Matrix "Bit" loaded: a scalable lightweight join query processor for RDF data

  • Authors:
  • Medha Atre;Vineet Chaoji;Mohammed J. Zaki;James A. Hendler

  • Affiliations:
  • Rensselaer Polytechnic Institute, Troy, NY, USA;Yahoo! Labs, Bangalore, India;Rensselaer Polytechnic Institute, Troy, NY, USA;Rensselaer Polytechnic Institute, Troy, NY, USA

  • Venue:
  • Proceedings of the 19th international conference on World wide web
  • Year:
  • 2010

Quantified Score

Hi-index 0.00

Visualization

Abstract

The Semantic Web community, until now, has used traditional database systems for the storage and querying of RDF data. The SPARQL query language also closely follows SQL syntax. As a natural consequence, most of the SPARQL query processing techniques are based on database query processing and optimization techniques. For SPARQL join query optimization, previous works like RDF-3X and Hexastore have proposed to use 6-way indexes on the RDF data.

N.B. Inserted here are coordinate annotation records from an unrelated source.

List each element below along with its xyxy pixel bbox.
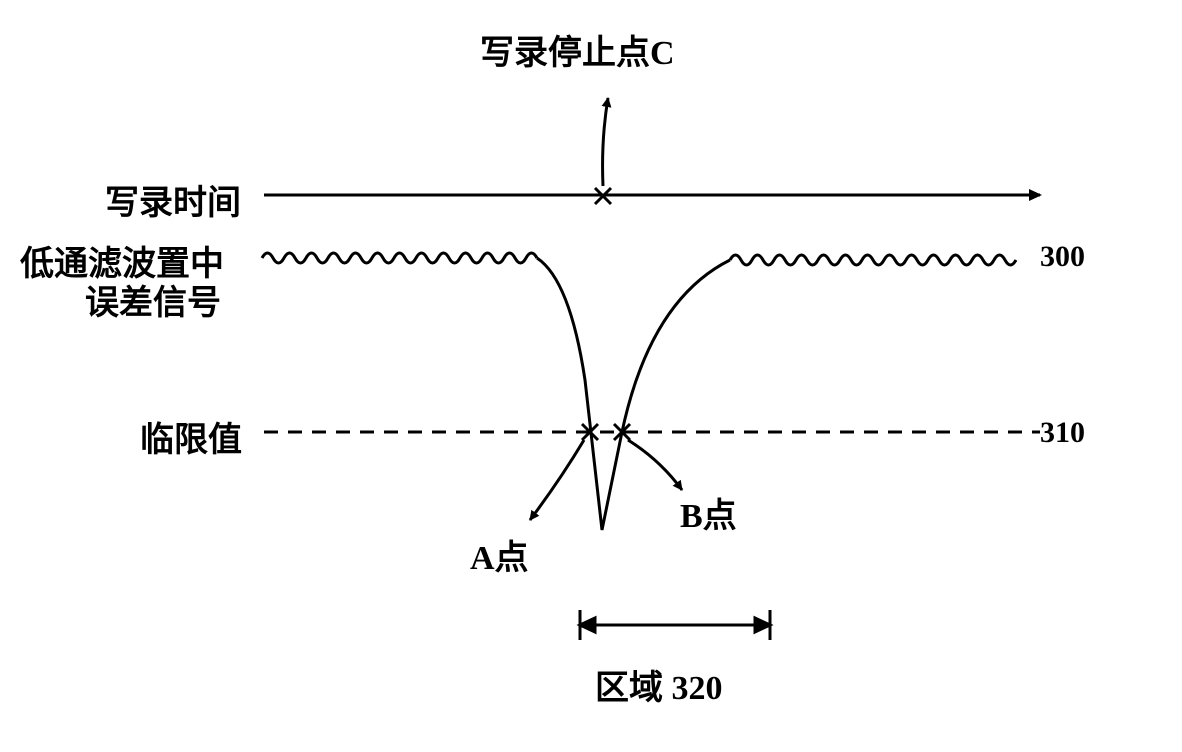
- ref-300: 300: [1040, 240, 1085, 274]
- point-a-arrow: [530, 440, 584, 520]
- write-time-label: 写录时间: [105, 175, 241, 224]
- stop-point-label: 写录停止点C: [480, 25, 675, 74]
- signal-wave-right: [730, 255, 1016, 265]
- ref-310: 310: [1040, 416, 1085, 450]
- region-label: 区域 320: [595, 660, 723, 709]
- signal-wave-left: [262, 253, 537, 263]
- point-b-arrow: [628, 440, 682, 490]
- point-b-label: B点: [680, 488, 737, 537]
- point-a-label: A点: [470, 530, 529, 579]
- stop-point-arrow: [603, 98, 608, 186]
- region-bracket: [580, 610, 770, 640]
- threshold-label: 临限值: [140, 412, 242, 461]
- lpf-label-line2: 误差信号: [85, 275, 221, 324]
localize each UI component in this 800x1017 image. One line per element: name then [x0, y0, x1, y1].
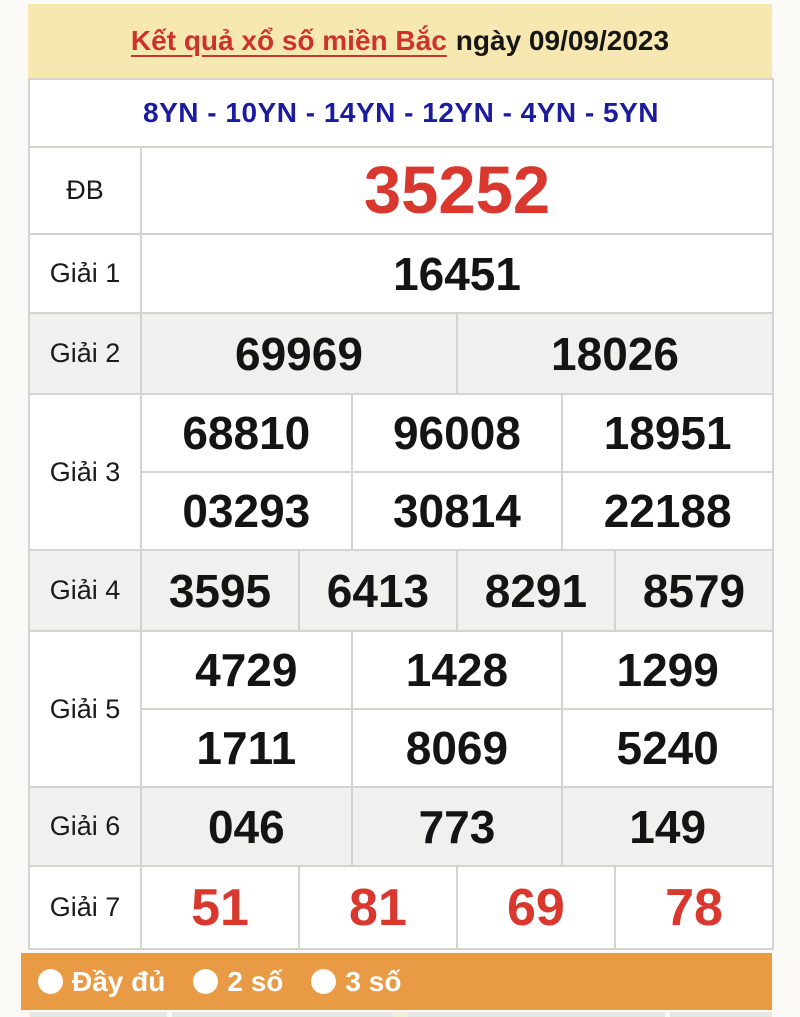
- prize-number: 773: [350, 786, 564, 867]
- filter-option-full[interactable]: Đầy đủ: [38, 966, 165, 998]
- next-table-cell-edge: [408, 1012, 665, 1017]
- next-table-notch: [393, 1012, 408, 1017]
- prize-row-7: Giải 7 51 81 69 78: [28, 865, 775, 950]
- filter-bar: Đầy đủ 2 số 3 số: [21, 953, 772, 1010]
- next-table-edge: [0, 1012, 800, 1017]
- prize-number: 96008: [350, 393, 564, 473]
- prize-number: 3595: [140, 549, 300, 632]
- draw-codes: 8YN - 10YN - 14YN - 12YN - 4YN - 5YN: [27, 78, 775, 148]
- prize-row-5b: 1711 8069 5240: [29, 708, 775, 788]
- filter-option-label: Đầy đủ: [72, 965, 166, 997]
- prize-number: 30814: [350, 471, 564, 551]
- prize-number: 8579: [613, 549, 775, 632]
- draw-date: ngày 09/09/2023: [455, 25, 670, 56]
- prize-row-1: Giải 1 16451: [28, 233, 775, 314]
- filter-option-3-digits[interactable]: 3 số: [311, 966, 401, 998]
- prize-row-2: Giải 2 69969 18026: [28, 312, 775, 395]
- prize-row-3b: 03293 30814 22188: [29, 471, 775, 551]
- prize-number: 69969: [140, 312, 458, 395]
- prize-number: 6413: [297, 549, 458, 632]
- prize-number: 18951: [561, 393, 775, 473]
- prize-number: 68810: [140, 393, 353, 473]
- prize-number: 69: [455, 865, 616, 950]
- prize-number: 22188: [561, 471, 775, 551]
- prize-number: 18026: [455, 312, 775, 395]
- title-bar: Kết quả xổ số miền Bắc ngày 09/09/2023: [28, 4, 772, 78]
- prize-number: 5240: [561, 708, 775, 788]
- prize-label: Giải 7: [28, 865, 142, 950]
- prize-label: ĐB: [28, 146, 142, 235]
- prize-row-db: ĐB 35252: [28, 146, 775, 235]
- radio-icon[interactable]: [193, 969, 219, 994]
- prize-label: Giải 2: [28, 312, 142, 395]
- filter-option-label: 3 số: [345, 965, 402, 997]
- prize-label: Giải 4: [28, 549, 142, 632]
- prize-label: Giải 6: [28, 786, 142, 867]
- prize-number: 1711: [140, 708, 353, 788]
- next-table-cell-edge: [670, 1012, 772, 1017]
- prize-number: 16451: [139, 233, 775, 314]
- prize-number: 8291: [455, 549, 616, 632]
- prize-number: 1299: [561, 630, 775, 710]
- prize-number: 1428: [350, 630, 564, 710]
- prize-row-5a: Giải 5 4729 1428 1299: [28, 630, 775, 788]
- filter-option-label: 2 số: [227, 965, 284, 997]
- draw-codes-row: 8YN - 10YN - 14YN - 12YN - 4YN - 5YN: [27, 78, 775, 148]
- prize-row-3a: Giải 3 68810 96008 18951: [28, 393, 775, 551]
- prize-number: 4729: [140, 630, 353, 710]
- prize-label: Giải 1: [28, 233, 142, 314]
- prize-number: 149: [561, 786, 775, 867]
- prize-row-4: Giải 4 3595 6413 8291 8579: [28, 549, 775, 632]
- prize-number: 51: [140, 865, 300, 950]
- prize-number: 046: [140, 786, 353, 867]
- prize-number: 35252: [139, 146, 775, 235]
- prize-number: 78: [613, 865, 775, 950]
- prize-label: Giải 5: [28, 630, 142, 788]
- prize-label: Giải 3: [28, 393, 142, 551]
- radio-icon[interactable]: [38, 969, 63, 994]
- prize-number: 03293: [140, 471, 353, 551]
- next-table-cell-edge: [172, 1012, 393, 1017]
- radio-icon[interactable]: [311, 969, 337, 994]
- next-table-cell-edge: [30, 1012, 167, 1017]
- filter-option-2-digits[interactable]: 2 số: [193, 966, 283, 998]
- results-table: 8YN - 10YN - 14YN - 12YN - 4YN - 5YN ĐB …: [27, 78, 775, 950]
- results-content: Kết quả xổ số miền Bắc ngày 09/09/2023 8…: [27, 4, 775, 950]
- prize-number: 8069: [350, 708, 564, 788]
- page-title[interactable]: Kết quả xổ số miền Bắc: [130, 25, 447, 56]
- prize-number: 81: [297, 865, 458, 950]
- prize-row-6: Giải 6 046 773 149: [28, 786, 775, 867]
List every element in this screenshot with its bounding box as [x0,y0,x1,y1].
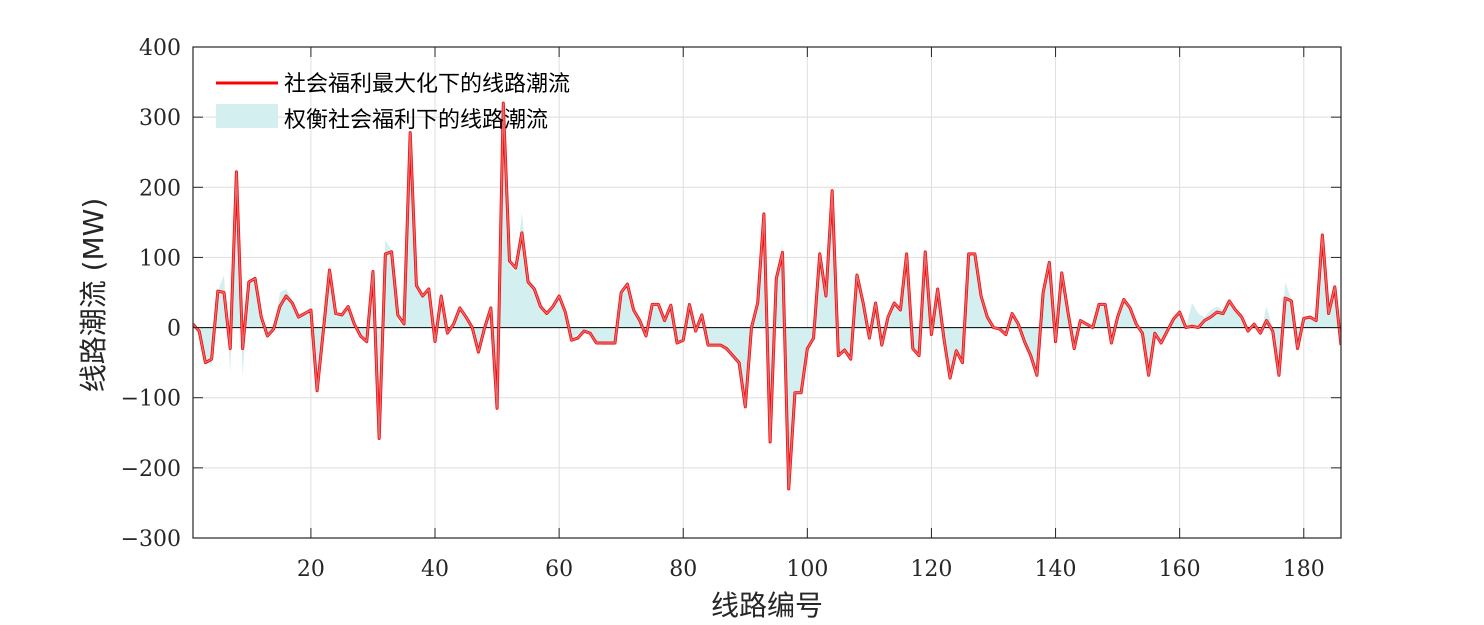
legend-entry-2: 权衡社会福利下的线路潮流 [284,108,548,133]
x-axis-title: 线路编号 [711,589,823,622]
grid-lines [193,47,1341,538]
y-tick-label: 200 [139,176,181,201]
x-tick-label: 120 [910,557,952,582]
plot-frame [192,46,1342,539]
line-series-layer [193,101,1341,491]
y-tick-label: 400 [139,36,181,61]
y-tick-label: −300 [121,527,181,552]
x-tick-label: 100 [786,557,828,582]
line-series-inner [193,102,1341,490]
legend-entry-1: 社会福利最大化下的线路潮流 [284,72,570,97]
x-tick-label: 160 [1159,557,1201,582]
y-tick-label: 300 [139,106,181,131]
y-tick-label: −200 [121,457,181,482]
y-axis-title: 线路潮流 (MW) [77,198,110,393]
x-tick-label: 180 [1283,557,1325,582]
x-tick-label: 60 [545,557,573,582]
x-tick-label: 20 [297,557,325,582]
x-tick-label: 80 [669,557,697,582]
y-tick-label: 100 [139,246,181,271]
y-tick-label: −100 [121,387,181,412]
legend-area-swatch [216,104,278,128]
y-tick-labels: −300 −200 −100 0 100 200 300 400 [121,36,181,552]
x-tick-labels: 20 40 60 80 100 120 140 160 180 [297,557,1325,582]
legend: 社会福利最大化下的线路潮流 权衡社会福利下的线路潮流 [216,72,570,133]
x-tick-label: 40 [421,557,449,582]
y-tick-label: 0 [167,317,181,342]
axis-ticks [193,46,1341,539]
x-tick-label: 140 [1035,557,1077,582]
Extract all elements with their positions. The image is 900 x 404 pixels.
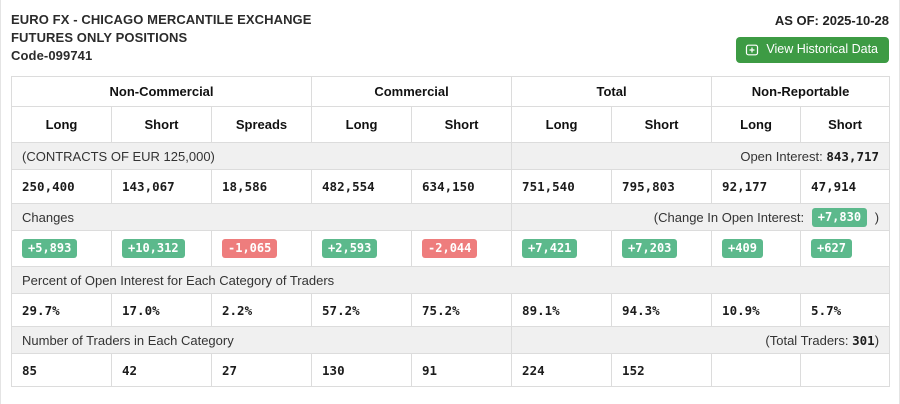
percent-cell: 10.9%: [711, 293, 802, 327]
percent-label-cell: Percent of Open Interest for Each Catego…: [10, 266, 891, 294]
change-cell: -1,065: [210, 230, 313, 267]
change-cell: +2,593: [311, 230, 413, 267]
group-header-total: Total: [511, 76, 713, 107]
total-traders-suffix: ): [874, 332, 880, 348]
open-interest-label: Open Interest:: [740, 148, 823, 164]
change-cell: -2,044: [411, 230, 513, 267]
position-cell: 634,150: [411, 169, 513, 204]
change-badge: +2,593: [322, 239, 378, 258]
change-oi-suffix: ): [874, 209, 880, 225]
change-badge: +7,203: [622, 239, 678, 258]
percents-row: 29.7% 17.0% 2.2% 57.2% 75.2% 89.1% 94.3%…: [11, 293, 891, 327]
traders-cell: 152: [611, 353, 713, 387]
column-header-long: Long: [511, 106, 613, 143]
traders-cell: 42: [111, 353, 212, 387]
traders-cell: 224: [511, 353, 613, 387]
percent-cell: 89.1%: [511, 293, 613, 327]
percent-cell: 5.7%: [800, 293, 891, 327]
cot-table: Non-Commercial Commercial Total Non-Repo…: [10, 76, 891, 387]
report-header: EURO FX - CHICAGO MERCANTILE EXCHANGE FU…: [1, 0, 899, 76]
column-header-spreads: Spreads: [210, 106, 313, 143]
report-title: EURO FX - CHICAGO MERCANTILE EXCHANGE FU…: [11, 11, 312, 65]
position-cell: 751,540: [511, 169, 613, 204]
position-cell: 18,586: [210, 169, 313, 204]
as-of-label: AS OF: 2025-10-28: [774, 13, 889, 28]
positions-row: 250,400 143,067 18,586 482,554 634,150 7…: [11, 169, 891, 204]
contracts-label-cell: (CONTRACTS OF EUR 125,000): [10, 142, 513, 170]
change-cell: +10,312: [111, 230, 212, 267]
group-header-row: Non-Commercial Commercial Total Non-Repo…: [10, 76, 891, 107]
percent-band-row: Percent of Open Interest for Each Catego…: [10, 266, 891, 294]
percent-cell: 2.2%: [210, 293, 313, 327]
position-cell: 250,400: [11, 169, 112, 204]
percent-cell: 94.3%: [611, 293, 713, 327]
group-header-commercial: Commercial: [311, 76, 513, 107]
change-cell: +409: [711, 230, 802, 267]
traders-row: 85 42 27 130 91 224 152: [11, 353, 891, 387]
change-oi-badge: +7,830: [811, 207, 868, 227]
total-traders-value: 301: [852, 332, 875, 348]
calendar-plus-icon: [745, 43, 759, 57]
traders-cell: 91: [411, 353, 513, 387]
position-cell: 795,803: [611, 169, 713, 204]
column-header-short: Short: [800, 106, 891, 143]
column-header-long: Long: [11, 106, 112, 143]
open-interest-value: 843,717: [826, 148, 880, 164]
change-badge: +409: [722, 239, 763, 258]
column-header-short: Short: [411, 106, 513, 143]
view-historical-data-label: View Historical Data: [766, 42, 878, 56]
change-oi-prefix: (Change In Open Interest:: [653, 209, 805, 225]
view-historical-data-button[interactable]: View Historical Data: [736, 37, 889, 63]
traders-cell: 85: [11, 353, 112, 387]
traders-cell: 27: [210, 353, 313, 387]
change-open-interest-cell: (Change In Open Interest: +7,830 ): [511, 203, 891, 231]
total-traders-prefix: (Total Traders:: [765, 332, 849, 348]
change-badge: -1,065: [222, 239, 278, 258]
percent-cell: 29.7%: [11, 293, 112, 327]
changes-label-cell: Changes: [10, 203, 513, 231]
column-header-short: Short: [111, 106, 212, 143]
change-badge: +5,893: [22, 239, 78, 258]
open-interest-cell: Open Interest: 843,717: [511, 142, 891, 170]
percent-cell: 17.0%: [111, 293, 212, 327]
traders-cell: [800, 353, 891, 387]
percent-cell: 75.2%: [411, 293, 513, 327]
change-badge: +7,421: [522, 239, 578, 258]
change-badge: -2,044: [422, 239, 478, 258]
report-code: Code-099741: [11, 48, 93, 63]
column-header-long: Long: [711, 106, 802, 143]
change-cell: +7,203: [611, 230, 713, 267]
change-badge: +10,312: [122, 239, 185, 258]
traders-cell: 130: [311, 353, 413, 387]
position-cell: 47,914: [800, 169, 891, 204]
change-cell: +5,893: [11, 230, 112, 267]
traders-band-row: Number of Traders in Each Category (Tota…: [10, 326, 891, 354]
column-header-long: Long: [311, 106, 413, 143]
column-header-short: Short: [611, 106, 713, 143]
traders-label-cell: Number of Traders in Each Category: [10, 326, 513, 354]
contracts-band-row: (CONTRACTS OF EUR 125,000) Open Interest…: [10, 142, 891, 170]
report-title-line1: EURO FX - CHICAGO MERCANTILE EXCHANGE: [11, 12, 312, 27]
change-cell: +7,421: [511, 230, 613, 267]
position-cell: 143,067: [111, 169, 212, 204]
total-traders-cell: (Total Traders: 301): [511, 326, 891, 354]
change-cell: +627: [800, 230, 891, 267]
percent-cell: 57.2%: [311, 293, 413, 327]
traders-cell: [711, 353, 802, 387]
header-right: AS OF: 2025-10-28 View Historical Data: [736, 11, 889, 63]
position-cell: 92,177: [711, 169, 802, 204]
group-header-non-commercial: Non-Commercial: [10, 76, 313, 107]
group-header-non-reportable: Non-Reportable: [711, 76, 891, 107]
changes-row: +5,893 +10,312 -1,065 +2,593 -2,044 +7,4…: [11, 230, 891, 267]
position-cell: 482,554: [311, 169, 413, 204]
column-header-row: Long Short Spreads Long Short Long Short…: [11, 106, 891, 143]
report-title-line2: FUTURES ONLY POSITIONS: [11, 30, 188, 45]
changes-band-row: Changes (Change In Open Interest: +7,830…: [10, 203, 891, 231]
change-badge: +627: [811, 239, 852, 258]
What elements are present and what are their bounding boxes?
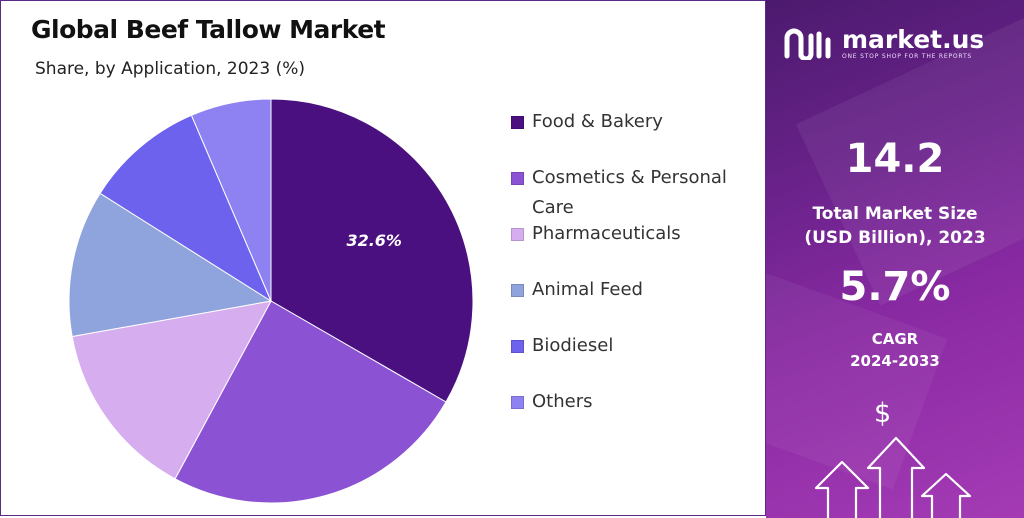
growth-arrows-icon — [814, 436, 972, 518]
legend-swatch — [511, 340, 524, 353]
legend-label: Animal Feed — [532, 279, 643, 300]
pie-slice-animal-feed — [68, 192, 273, 338]
legend-item: Others — [511, 387, 757, 417]
chart-title: Global Beef Tallow Market — [31, 15, 386, 44]
market-size-label-line2: (USD Billion), 2023 — [804, 228, 986, 248]
pie-slice-pharmaceuticals — [71, 300, 272, 480]
chart-subtitle: Share, by Application, 2023 (%) — [35, 59, 305, 79]
legend-label: Others — [532, 391, 593, 412]
legend-item: Pharmaceuticals — [511, 219, 757, 249]
cagr-value: 5.7% — [839, 264, 951, 310]
pie-slice-food-bakery — [270, 98, 474, 403]
legend-swatch — [511, 228, 524, 241]
legend-swatch — [511, 396, 524, 409]
legend-item: Animal Feed — [511, 275, 757, 305]
brand-name: market.us — [842, 24, 985, 54]
brand: market.us ONE STOP SHOP FOR THE REPORTS — [784, 26, 984, 60]
stats-sidebar: market.us ONE STOP SHOP FOR THE REPORTS … — [766, 0, 1024, 518]
pie-slice-others — [190, 98, 272, 302]
legend-label: Pharmaceuticals — [532, 223, 681, 244]
cagr-period: 2024-2033 — [850, 352, 940, 370]
market-size-label-line1: Total Market Size — [812, 204, 978, 224]
legend-swatch — [511, 284, 524, 297]
legend-swatch — [511, 172, 524, 185]
chart-panel: Global Beef Tallow Market Share, by Appl… — [0, 0, 766, 516]
pie-chart: 32.6% — [68, 98, 474, 504]
legend-item: Cosmetics & Personal Care — [511, 163, 757, 223]
legend-label: Food & Bakery — [532, 111, 663, 132]
pie-data-label: 32.6% — [346, 231, 402, 250]
legend-item: Food & Bakery — [511, 107, 757, 137]
legend-item: Biodiesel — [511, 331, 757, 361]
pie-slice-biodiesel — [99, 114, 273, 303]
pie-slice-cosmetics-personal-care — [174, 300, 447, 504]
brand-tagline: ONE STOP SHOP FOR THE REPORTS — [842, 52, 973, 60]
legend-swatch — [511, 116, 524, 129]
market-size-value: 14.2 — [845, 136, 945, 182]
dollar-icon: $ — [874, 398, 892, 429]
cagr-label: CAGR — [871, 330, 919, 348]
legend-label: Cosmetics & Personal Care — [532, 167, 727, 218]
legend-label: Biodiesel — [532, 335, 614, 356]
market-us-logo-icon — [784, 28, 831, 60]
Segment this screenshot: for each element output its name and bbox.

Although these indexes speed up merge-joins by orders of magnitude, for complex join queries generating large intermediate join results, the scalability of the query processor still remains a challenge. In this paper, we introduce (i) BitMat - a compressed bit-matrix structure for storing huge RDF graphs, and (ii) a novel, light-weight SPARQL join query processing method that employs an initial pruning technique, followed by a variable-binding-matching algorithm on BitMats to produce the final results. Our query processing method does not build intermediate join tables and works directly on the compressed data. We have demonstrated our method against RDF graphs of upto 1.33 billion triples - the largest among results published until now (single-node, non-parallel systems), and have compared our method with the state-of-the-art RDF stores - RDF-3X and MonetDB. Our results show that the competing methods are most effective with highly selective queries. On the other hand, BitMat can deliver 2-3 orders of magnitude better performance on complex, low-selectivity queries over massive data.